Rise and fall of (Fast)CGI
Early days of services development for internet were pretty dark. At the very beginning there little to no reason to have any actual logic in the back of a web page because page of the nature of those pages. HTML back in 1999 was meant to be read and mostly by a very few people. And such as there was no need to pass anything back to server, there was no backend.
Then things developed and there were forms. And forms were nice and all and let you finally pass some data back to the server and process it. And there we have all of the early web-dot-com developments based on a simple idea of passing a form data back to server. But this is a moment when all of the modern vulnerabilities come from from XSRF to SQL injections - its all about user input at its core.
So handing this data from clients was given to a special programs adhering to Common Gateway Interface - CGI.
That software doesn’t need to be part of the webserver software itself. It can be a separate program, called by the webserver software when a request comes in, and responding by returning the constructed document to the webserver software, which in turn sends it back to the requesting client (usually, a web browser that displays it to the end user). In the early days, such programs were usually small and written in a scripting language; hence, they were known as scripts. (from Wikipedia)
But CGI wasn’t all that great really. Truth is it was pretty bad and was prone to some design problems. Main thing was the fact that web server spawned a new process on every request, not a very performance wise idea. And even as external script, CGI programs were subject to numerous security attack.
CGI scripts are potential security holes even though you run your server as “nobody”. A subverted CGI script running as “nobody” still has enough privileges to mail out the system password file, examine the network information maps, or launch a log-in session on a high numbered port (it just needs to execute a few commands in Perl to accomplish this). Even if your server runs in a chroot directory, a buggy CGI script can leak sufficient system information to compromise the host. (from w3.org)
Enter the Kore
The Kore Framework is a minimalistic and secure C framework to build backend of all kinds.

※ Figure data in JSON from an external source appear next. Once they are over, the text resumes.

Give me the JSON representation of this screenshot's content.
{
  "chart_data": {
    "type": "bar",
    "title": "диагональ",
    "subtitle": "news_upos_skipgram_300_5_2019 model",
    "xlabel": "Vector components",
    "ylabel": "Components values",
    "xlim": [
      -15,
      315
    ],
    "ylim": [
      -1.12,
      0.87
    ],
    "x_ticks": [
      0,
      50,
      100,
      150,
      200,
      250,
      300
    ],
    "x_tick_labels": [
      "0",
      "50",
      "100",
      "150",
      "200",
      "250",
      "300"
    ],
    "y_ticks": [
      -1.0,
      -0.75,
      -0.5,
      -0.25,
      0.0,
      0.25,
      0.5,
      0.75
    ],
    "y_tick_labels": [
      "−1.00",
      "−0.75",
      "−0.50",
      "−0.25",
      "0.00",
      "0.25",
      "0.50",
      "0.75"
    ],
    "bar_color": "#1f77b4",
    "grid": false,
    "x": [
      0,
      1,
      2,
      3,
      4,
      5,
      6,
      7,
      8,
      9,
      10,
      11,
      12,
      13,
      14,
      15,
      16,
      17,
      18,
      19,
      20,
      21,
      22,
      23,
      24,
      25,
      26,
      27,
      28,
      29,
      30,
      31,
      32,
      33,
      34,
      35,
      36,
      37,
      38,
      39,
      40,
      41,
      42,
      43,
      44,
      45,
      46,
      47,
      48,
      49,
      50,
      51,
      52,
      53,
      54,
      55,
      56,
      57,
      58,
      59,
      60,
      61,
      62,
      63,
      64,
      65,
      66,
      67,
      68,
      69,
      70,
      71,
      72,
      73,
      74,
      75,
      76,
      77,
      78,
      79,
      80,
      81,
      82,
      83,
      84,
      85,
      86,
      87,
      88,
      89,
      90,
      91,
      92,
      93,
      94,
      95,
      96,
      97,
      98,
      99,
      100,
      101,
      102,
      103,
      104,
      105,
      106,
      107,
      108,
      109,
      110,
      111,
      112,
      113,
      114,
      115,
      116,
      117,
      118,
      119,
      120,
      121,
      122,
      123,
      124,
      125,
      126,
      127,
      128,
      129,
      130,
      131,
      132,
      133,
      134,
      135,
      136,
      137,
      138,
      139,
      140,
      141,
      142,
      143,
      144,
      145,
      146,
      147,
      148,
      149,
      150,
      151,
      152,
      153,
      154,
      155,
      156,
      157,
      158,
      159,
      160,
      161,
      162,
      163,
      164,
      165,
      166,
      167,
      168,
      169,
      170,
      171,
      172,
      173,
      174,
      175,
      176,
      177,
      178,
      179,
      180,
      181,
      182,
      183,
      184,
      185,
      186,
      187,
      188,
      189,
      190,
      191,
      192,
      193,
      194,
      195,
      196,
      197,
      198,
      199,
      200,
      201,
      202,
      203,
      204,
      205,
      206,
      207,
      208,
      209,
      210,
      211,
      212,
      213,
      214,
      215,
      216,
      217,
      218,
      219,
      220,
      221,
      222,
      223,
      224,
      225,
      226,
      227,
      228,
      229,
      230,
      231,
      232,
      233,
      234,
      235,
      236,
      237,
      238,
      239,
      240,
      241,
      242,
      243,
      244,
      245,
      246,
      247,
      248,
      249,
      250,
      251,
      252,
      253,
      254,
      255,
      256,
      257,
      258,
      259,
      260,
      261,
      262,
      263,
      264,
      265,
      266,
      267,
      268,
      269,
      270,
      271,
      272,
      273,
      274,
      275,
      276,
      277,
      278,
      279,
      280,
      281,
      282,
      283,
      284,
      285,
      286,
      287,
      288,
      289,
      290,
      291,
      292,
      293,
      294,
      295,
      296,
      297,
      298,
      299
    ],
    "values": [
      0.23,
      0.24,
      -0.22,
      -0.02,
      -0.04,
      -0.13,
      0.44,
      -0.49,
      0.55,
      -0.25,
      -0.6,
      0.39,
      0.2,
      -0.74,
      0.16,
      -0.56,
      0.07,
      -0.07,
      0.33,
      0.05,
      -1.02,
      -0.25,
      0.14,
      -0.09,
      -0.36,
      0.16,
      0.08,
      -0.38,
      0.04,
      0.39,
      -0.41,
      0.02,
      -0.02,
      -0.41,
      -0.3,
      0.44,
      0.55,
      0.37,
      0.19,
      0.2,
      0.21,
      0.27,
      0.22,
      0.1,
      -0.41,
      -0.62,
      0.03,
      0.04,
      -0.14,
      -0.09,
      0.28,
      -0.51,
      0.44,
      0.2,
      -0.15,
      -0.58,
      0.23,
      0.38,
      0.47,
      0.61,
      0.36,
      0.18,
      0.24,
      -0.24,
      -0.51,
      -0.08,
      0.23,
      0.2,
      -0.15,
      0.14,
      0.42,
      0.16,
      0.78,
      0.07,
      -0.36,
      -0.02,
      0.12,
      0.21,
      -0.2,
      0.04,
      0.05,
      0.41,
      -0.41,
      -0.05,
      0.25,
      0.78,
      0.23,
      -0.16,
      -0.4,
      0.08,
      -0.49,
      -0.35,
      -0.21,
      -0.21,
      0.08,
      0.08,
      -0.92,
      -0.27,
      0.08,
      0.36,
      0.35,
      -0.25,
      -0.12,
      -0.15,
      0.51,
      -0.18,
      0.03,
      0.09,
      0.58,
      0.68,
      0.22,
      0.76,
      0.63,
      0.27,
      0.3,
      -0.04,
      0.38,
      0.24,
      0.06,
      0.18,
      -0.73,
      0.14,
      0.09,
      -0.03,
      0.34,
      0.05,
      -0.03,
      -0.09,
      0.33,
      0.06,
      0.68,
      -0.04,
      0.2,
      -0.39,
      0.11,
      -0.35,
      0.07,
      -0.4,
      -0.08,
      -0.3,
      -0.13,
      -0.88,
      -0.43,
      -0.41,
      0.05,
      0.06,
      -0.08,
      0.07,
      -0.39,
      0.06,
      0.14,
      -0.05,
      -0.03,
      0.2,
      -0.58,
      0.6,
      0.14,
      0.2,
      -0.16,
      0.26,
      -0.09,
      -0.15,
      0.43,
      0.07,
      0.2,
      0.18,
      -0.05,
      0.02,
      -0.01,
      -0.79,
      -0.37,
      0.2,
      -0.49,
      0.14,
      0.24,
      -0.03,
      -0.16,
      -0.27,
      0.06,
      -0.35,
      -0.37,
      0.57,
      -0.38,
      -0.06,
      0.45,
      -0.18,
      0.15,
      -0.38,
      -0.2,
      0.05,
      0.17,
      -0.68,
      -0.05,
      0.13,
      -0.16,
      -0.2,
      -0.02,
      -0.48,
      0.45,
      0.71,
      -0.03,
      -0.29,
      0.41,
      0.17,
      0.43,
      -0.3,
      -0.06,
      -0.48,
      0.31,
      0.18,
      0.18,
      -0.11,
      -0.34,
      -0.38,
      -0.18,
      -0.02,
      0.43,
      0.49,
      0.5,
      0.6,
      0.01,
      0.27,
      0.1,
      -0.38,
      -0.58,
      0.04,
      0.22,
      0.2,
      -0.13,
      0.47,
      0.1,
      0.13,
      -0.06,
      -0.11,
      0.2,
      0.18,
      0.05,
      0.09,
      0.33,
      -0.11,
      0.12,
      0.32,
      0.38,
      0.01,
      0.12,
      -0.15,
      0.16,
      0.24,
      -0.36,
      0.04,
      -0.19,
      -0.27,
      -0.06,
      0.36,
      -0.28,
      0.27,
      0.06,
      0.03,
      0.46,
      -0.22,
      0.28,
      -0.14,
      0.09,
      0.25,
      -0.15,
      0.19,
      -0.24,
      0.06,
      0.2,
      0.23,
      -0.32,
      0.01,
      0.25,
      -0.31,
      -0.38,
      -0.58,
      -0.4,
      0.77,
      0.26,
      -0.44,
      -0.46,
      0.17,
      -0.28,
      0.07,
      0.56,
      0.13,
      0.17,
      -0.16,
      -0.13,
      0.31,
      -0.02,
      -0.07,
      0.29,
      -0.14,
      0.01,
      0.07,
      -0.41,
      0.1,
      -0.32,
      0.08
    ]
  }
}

And most obvious reason to use it is it’s TLS first by design, no plain data ever. You can check the list of features to be sure that Kore supports what you need.
But for me Kore is basically all there is a need for to just handle and serve requests fast and surprisingly easy (we’re talking C here, not ever C++). The framework is geared towards state-machine services where state itself can be both client and server side. For server side storage Kore providers wrappers over
libpq to allow async database operations.
It is pretty easy to combine Kore with several other C libraries such as
libev to get a full functional async state machine powering your APIs.
The framework has built-in workers support but I don’t have any performance information yet. Probably I will end up doing the measurements myself.
So I think I really see some potential for it and so I am building a service called Servo to tinker with Kore more intimately and see for myself. I will write more about it when it is mature enough to showcase a demo with it.